L’immaginario

L’emigrazione dalle Marche inizia più tardi rispetto alle altre regioni d’Italia e la mezzadria è il motivo di tale ritardo. Questo particolare contratto agricolo basato sulla divisione degli utili tra un padrone e un mezzadro resiste ancora, mentre l’economia agricola italiana crolla. Gli ultimissimi anni dell’ottocento registrano un forte aumento delle tassazioni tanto da mettere in crisi anche questo saldo contratto agricolo, tantochè il primo picco delle partenze si registra tra il 1894 e il 1897. A partire dall’inizio del Novecento le Marche diventano la seconda regione italiana del centro-nord, dopo il Veneto, che registra il maggior numero di migranti che lasciano il proprio paese per cercare fortuna all’estero. Si parla anche di emigrazione monodirezionale perché prevalentemente rivolta verso una meta: l’Argentina.

A partire non sono solo contadini, ma tutti coloro che vedono minacciato il loro lavoro e le proprie condizioni di vita, seppure modeste, dall’aumento delle tassazioni e dall’avanzare della grande produzione industriale nell’Italia dei primi del Novecento.

Gli espatri sono di vario genere, brevi, lunghi e a volte addirittura definitivi quando si riesce a spostare l’intera famiglia. Con lo scoppiare della Prima Guerra Mondiale i flussi migratori si interrompono.
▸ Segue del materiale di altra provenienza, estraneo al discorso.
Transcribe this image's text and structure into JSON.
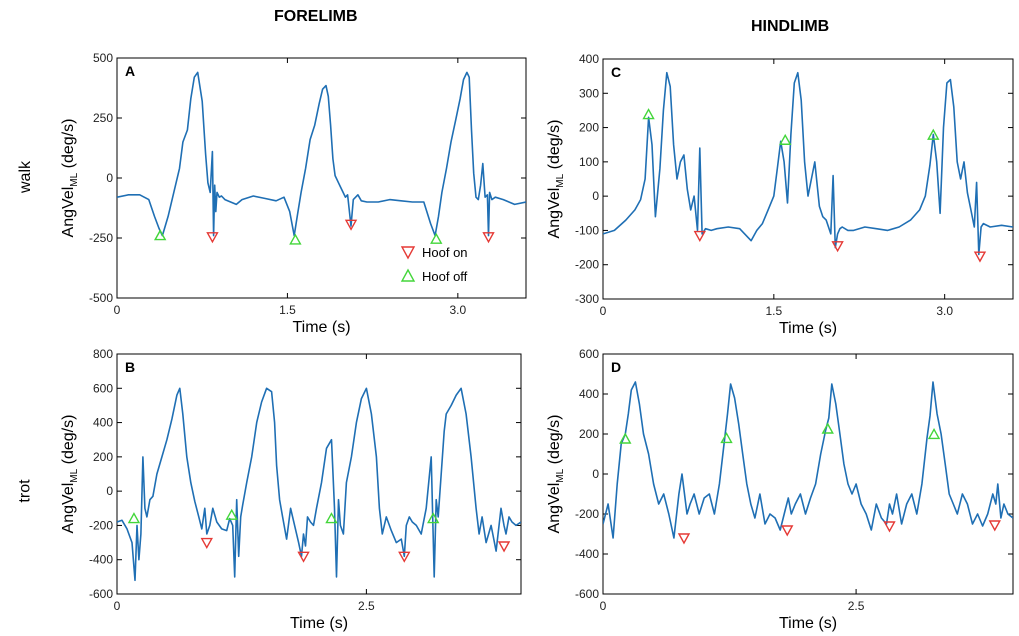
{
  "figure": {
    "column_titles": [
      "FORELIMB",
      "HINDLIMB"
    ],
    "row_labels": [
      "walk",
      "trot"
    ],
    "colors": {
      "signal": "#1f6fb4",
      "hoof_on": "#e53935",
      "hoof_off": "#43d63a",
      "axes": "#000000"
    }
  },
  "chart_data": [
    {
      "type": "line",
      "panel": "A",
      "xlabel": "Time (s)",
      "ylabel": "AngVel",
      "ylabel_subscript": "ML",
      "ylabel_units": "(deg/s)",
      "xlim": [
        0,
        3.6
      ],
      "ylim": [
        -500,
        500
      ],
      "xticks": [
        0,
        1.5,
        3.0
      ],
      "xtick_labels": [
        "0",
        "1.5",
        "3.0"
      ],
      "yticks": [
        -500,
        -250,
        0,
        250,
        500
      ],
      "ytick_labels": [
        "-500",
        "-250",
        "0",
        "250",
        "500"
      ],
      "legend": {
        "position": "bottom-right",
        "entries": [
          "Hoof on",
          "Hoof off"
        ]
      },
      "series": [
        {
          "x": [
            0.0,
            0.1,
            0.2,
            0.28,
            0.33,
            0.37,
            0.4,
            0.45,
            0.5,
            0.55,
            0.58,
            0.62,
            0.65,
            0.68,
            0.71,
            0.75,
            0.78,
            0.8,
            0.82,
            0.84,
            0.85,
            0.86,
            0.87,
            0.88,
            0.9,
            0.92,
            0.95,
            1.0,
            1.05,
            1.1,
            1.2,
            1.3,
            1.4,
            1.47,
            1.52,
            1.56,
            1.59,
            1.62,
            1.66,
            1.7,
            1.74,
            1.78,
            1.81,
            1.84,
            1.86,
            1.88,
            1.9,
            1.92,
            1.95,
            1.97,
            1.99,
            2.01,
            2.03,
            2.06,
            2.08,
            2.1,
            2.12,
            2.15,
            2.2,
            2.3,
            2.4,
            2.5,
            2.6,
            2.7,
            2.76,
            2.8,
            2.83,
            2.86,
            2.9,
            2.94,
            2.98,
            3.02,
            3.05,
            3.08,
            3.1,
            3.12,
            3.14,
            3.16,
            3.18,
            3.2,
            3.22,
            3.24,
            3.26,
            3.27,
            3.28,
            3.3,
            3.33,
            3.4,
            3.5,
            3.6
          ],
          "y": [
            -80,
            -70,
            -70,
            -90,
            -160,
            -210,
            -240,
            -160,
            -60,
            40,
            150,
            200,
            330,
            420,
            440,
            320,
            100,
            -20,
            -60,
            110,
            -240,
            -30,
            -140,
            -60,
            -80,
            -75,
            -90,
            -100,
            -110,
            -90,
            -75,
            -85,
            -95,
            -80,
            -140,
            -240,
            -150,
            -60,
            40,
            160,
            220,
            310,
            370,
            385,
            340,
            220,
            80,
            10,
            -20,
            -40,
            -60,
            -80,
            -70,
            -200,
            -90,
            -80,
            -70,
            -95,
            -100,
            -100,
            -90,
            -95,
            -100,
            -100,
            -190,
            -240,
            -160,
            -60,
            40,
            150,
            240,
            330,
            410,
            440,
            420,
            200,
            20,
            -80,
            -90,
            -30,
            60,
            -80,
            -70,
            -240,
            -60,
            -90,
            -80,
            -90,
            -110,
            -100
          ]
        }
      ],
      "hoof_on": [
        [
          0.84,
          -245
        ],
        [
          2.06,
          -193
        ],
        [
          3.27,
          -245
        ]
      ],
      "hoof_off": [
        [
          0.38,
          -240
        ],
        [
          1.57,
          -258
        ],
        [
          2.81,
          -255
        ]
      ]
    },
    {
      "type": "line",
      "panel": "B",
      "xlabel": "Time (s)",
      "ylabel": "AngVel",
      "ylabel_subscript": "ML",
      "ylabel_units": "(deg/s)",
      "xlim": [
        0,
        4.05
      ],
      "ylim": [
        -600,
        800
      ],
      "xticks": [
        0,
        2.5
      ],
      "xtick_labels": [
        "0",
        "2.5"
      ],
      "yticks": [
        -600,
        -400,
        -200,
        0,
        200,
        400,
        600,
        800
      ],
      "ytick_labels": [
        "-600",
        "-400",
        "-200",
        "0",
        "200",
        "400",
        "600",
        "800"
      ],
      "series": [
        {
          "x": [
            0.0,
            0.05,
            0.1,
            0.15,
            0.18,
            0.2,
            0.22,
            0.24,
            0.26,
            0.28,
            0.3,
            0.33,
            0.36,
            0.4,
            0.45,
            0.5,
            0.55,
            0.6,
            0.63,
            0.66,
            0.7,
            0.74,
            0.78,
            0.82,
            0.85,
            0.88,
            0.9,
            0.93,
            0.96,
            1.0,
            1.05,
            1.1,
            1.13,
            1.16,
            1.18,
            1.2,
            1.22,
            1.24,
            1.26,
            1.3,
            1.35,
            1.4,
            1.45,
            1.5,
            1.55,
            1.58,
            1.6,
            1.63,
            1.66,
            1.7,
            1.74,
            1.78,
            1.82,
            1.85,
            1.87,
            1.89,
            1.91,
            1.94,
            1.97,
            2.0,
            2.05,
            2.1,
            2.15,
            2.18,
            2.2,
            2.22,
            2.24,
            2.27,
            2.3,
            2.35,
            2.4,
            2.45,
            2.5,
            2.55,
            2.6,
            2.63,
            2.66,
            2.7,
            2.75,
            2.8,
            2.85,
            2.88,
            2.9,
            2.93,
            2.96,
            3.0,
            3.05,
            3.1,
            3.15,
            3.18,
            3.2,
            3.22,
            3.25,
            3.28,
            3.3,
            3.35,
            3.4,
            3.45,
            3.5,
            3.55,
            3.6,
            3.63,
            3.66,
            3.7,
            3.75,
            3.8,
            3.85,
            3.88,
            3.9,
            3.93,
            3.96,
            4.0,
            4.05
          ],
          "y": [
            -180,
            -170,
            -220,
            -300,
            -520,
            -200,
            -400,
            -250,
            200,
            -100,
            -150,
            -50,
            -30,
            100,
            200,
            300,
            420,
            560,
            600,
            450,
            200,
            50,
            -60,
            -150,
            -220,
            -100,
            -250,
            -200,
            -100,
            -180,
            -220,
            -230,
            -160,
            -200,
            -500,
            -50,
            -380,
            -150,
            -80,
            50,
            200,
            400,
            520,
            600,
            580,
            400,
            150,
            -50,
            -150,
            -280,
            -100,
            -200,
            -300,
            -380,
            -250,
            -320,
            -150,
            -180,
            -200,
            -100,
            50,
            250,
            300,
            -100,
            -500,
            -50,
            -200,
            -250,
            50,
            200,
            400,
            540,
            600,
            450,
            200,
            -100,
            -250,
            -150,
            -230,
            -300,
            -280,
            -380,
            -200,
            -150,
            -180,
            -200,
            -250,
            -100,
            200,
            -500,
            -50,
            -150,
            100,
            350,
            450,
            500,
            560,
            600,
            450,
            200,
            -100,
            -250,
            -150,
            -300,
            -200,
            -350,
            -100,
            -200,
            -250,
            -150,
            -180,
            -200,
            -180
          ]
        }
      ],
      "hoof_on": [
        [
          0.9,
          -300
        ],
        [
          1.87,
          -380
        ],
        [
          2.88,
          -380
        ],
        [
          3.88,
          -320
        ]
      ],
      "hoof_off": [
        [
          0.17,
          -160
        ],
        [
          1.15,
          -140
        ],
        [
          2.15,
          -160
        ],
        [
          3.17,
          -160
        ]
      ]
    },
    {
      "type": "line",
      "panel": "C",
      "xlabel": "Time (s)",
      "ylabel": "AngVel",
      "ylabel_subscript": "ML",
      "ylabel_units": "(deg/s)",
      "xlim": [
        0,
        3.6
      ],
      "ylim": [
        -300,
        400
      ],
      "xticks": [
        0,
        1.5,
        3.0
      ],
      "xtick_labels": [
        "0",
        "1.5",
        "3.0"
      ],
      "yticks": [
        -300,
        -200,
        -100,
        0,
        100,
        200,
        300,
        400
      ],
      "ytick_labels": [
        "-300",
        "-200",
        "-100",
        "0",
        "100",
        "200",
        "300",
        "400"
      ],
      "series": [
        {
          "x": [
            0.0,
            0.1,
            0.2,
            0.28,
            0.33,
            0.37,
            0.4,
            0.43,
            0.46,
            0.5,
            0.53,
            0.56,
            0.59,
            0.62,
            0.65,
            0.68,
            0.71,
            0.74,
            0.77,
            0.8,
            0.83,
            0.85,
            0.87,
            0.9,
            0.95,
            1.0,
            1.1,
            1.2,
            1.3,
            1.35,
            1.4,
            1.45,
            1.5,
            1.53,
            1.56,
            1.59,
            1.62,
            1.65,
            1.68,
            1.71,
            1.74,
            1.77,
            1.8,
            1.83,
            1.86,
            1.9,
            1.93,
            1.96,
            2.0,
            2.02,
            2.04,
            2.06,
            2.08,
            2.1,
            2.15,
            2.2,
            2.3,
            2.4,
            2.5,
            2.6,
            2.7,
            2.78,
            2.83,
            2.87,
            2.9,
            2.93,
            2.96,
            2.99,
            3.02,
            3.05,
            3.08,
            3.11,
            3.14,
            3.17,
            3.2,
            3.23,
            3.26,
            3.28,
            3.3,
            3.32,
            3.34,
            3.4,
            3.5,
            3.6
          ],
          "y": [
            -110,
            -100,
            -70,
            -40,
            -10,
            50,
            230,
            150,
            -60,
            80,
            250,
            360,
            320,
            150,
            50,
            100,
            120,
            20,
            -40,
            0,
            -100,
            140,
            -110,
            -95,
            -100,
            -95,
            -90,
            -95,
            -130,
            -100,
            -80,
            -40,
            0,
            80,
            160,
            100,
            -20,
            180,
            330,
            360,
            280,
            100,
            0,
            50,
            100,
            -30,
            -60,
            -70,
            -110,
            60,
            -150,
            -110,
            -95,
            -90,
            -100,
            -100,
            -90,
            -95,
            -100,
            -90,
            -70,
            -40,
            0,
            90,
            180,
            100,
            -50,
            200,
            330,
            340,
            260,
            100,
            50,
            100,
            10,
            -40,
            -90,
            40,
            -170,
            -90,
            -80,
            -90,
            -85,
            -90
          ]
        }
      ],
      "hoof_on": [
        [
          0.85,
          -115
        ],
        [
          2.06,
          -145
        ],
        [
          3.31,
          -175
        ]
      ],
      "hoof_off": [
        [
          0.4,
          238
        ],
        [
          1.6,
          163
        ],
        [
          2.9,
          178
        ]
      ]
    },
    {
      "type": "line",
      "panel": "D",
      "xlabel": "Time (s)",
      "ylabel": "AngVel",
      "ylabel_subscript": "ML",
      "ylabel_units": "(deg/s)",
      "xlim": [
        0,
        4.05
      ],
      "ylim": [
        -600,
        600
      ],
      "xticks": [
        0,
        2.5
      ],
      "xtick_labels": [
        "0",
        "2.5"
      ],
      "yticks": [
        -600,
        -400,
        -200,
        0,
        200,
        400,
        600
      ],
      "ytick_labels": [
        "-600",
        "-400",
        "-200",
        "0",
        "200",
        "400",
        "600"
      ],
      "series": [
        {
          "x": [
            0.0,
            0.05,
            0.1,
            0.14,
            0.18,
            0.22,
            0.25,
            0.28,
            0.32,
            0.36,
            0.4,
            0.45,
            0.5,
            0.55,
            0.6,
            0.65,
            0.7,
            0.75,
            0.78,
            0.8,
            0.83,
            0.86,
            0.9,
            0.95,
            1.0,
            1.05,
            1.1,
            1.15,
            1.2,
            1.23,
            1.26,
            1.3,
            1.34,
            1.38,
            1.42,
            1.46,
            1.5,
            1.55,
            1.6,
            1.65,
            1.7,
            1.75,
            1.8,
            1.83,
            1.86,
            1.9,
            1.95,
            2.0,
            2.05,
            2.1,
            2.15,
            2.2,
            2.23,
            2.26,
            2.3,
            2.34,
            2.38,
            2.42,
            2.46,
            2.5,
            2.55,
            2.6,
            2.65,
            2.7,
            2.75,
            2.8,
            2.83,
            2.86,
            2.9,
            2.95,
            3.0,
            3.05,
            3.1,
            3.15,
            3.2,
            3.23,
            3.26,
            3.3,
            3.34,
            3.38,
            3.42,
            3.46,
            3.5,
            3.55,
            3.6,
            3.65,
            3.7,
            3.75,
            3.8,
            3.85,
            3.88,
            3.9,
            3.93,
            3.96,
            4.0,
            4.05
          ],
          "y": [
            -250,
            -150,
            -320,
            -50,
            150,
            200,
            300,
            420,
            460,
            350,
            200,
            100,
            -50,
            -150,
            -100,
            -200,
            -320,
            -100,
            0,
            -80,
            -200,
            -150,
            -100,
            -200,
            -120,
            -100,
            -200,
            -50,
            170,
            300,
            450,
            380,
            250,
            100,
            -50,
            -150,
            -220,
            -100,
            -250,
            -200,
            -220,
            -280,
            -180,
            -120,
            -200,
            -150,
            -100,
            -200,
            -120,
            -50,
            100,
            220,
            280,
            450,
            350,
            200,
            50,
            -50,
            -100,
            -50,
            -150,
            -200,
            -280,
            -150,
            -220,
            -250,
            -150,
            -200,
            -100,
            -250,
            -150,
            -100,
            -200,
            -50,
            180,
            290,
            460,
            300,
            200,
            50,
            -100,
            -150,
            -200,
            -100,
            -150,
            -250,
            -200,
            -260,
            -200,
            -100,
            -150,
            -50,
            -220,
            -150,
            -200,
            -220
          ]
        }
      ],
      "hoof_on": [
        [
          0.8,
          -320
        ],
        [
          1.82,
          -280
        ],
        [
          2.83,
          -260
        ],
        [
          3.87,
          -255
        ]
      ],
      "hoof_off": [
        [
          0.22,
          175
        ],
        [
          1.22,
          178
        ],
        [
          2.22,
          225
        ],
        [
          3.27,
          198
        ]
      ]
    }
  ]
}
Dopo la seconda Guerra Mondiale si assiste ad una nuova ondata migratoria rivolgendosi sempre verso le stesse mete che, oltre all’Argentina e agli Stati Uniti, comprendono questa volta anche la Francia, la Germania, la Svizzera, il Canada e l’Australia.

Dal 1876 sono emigrate ufficialmente dalle Marche oltre 700mila persone e questo museo è dedicato proprio alla loro storia.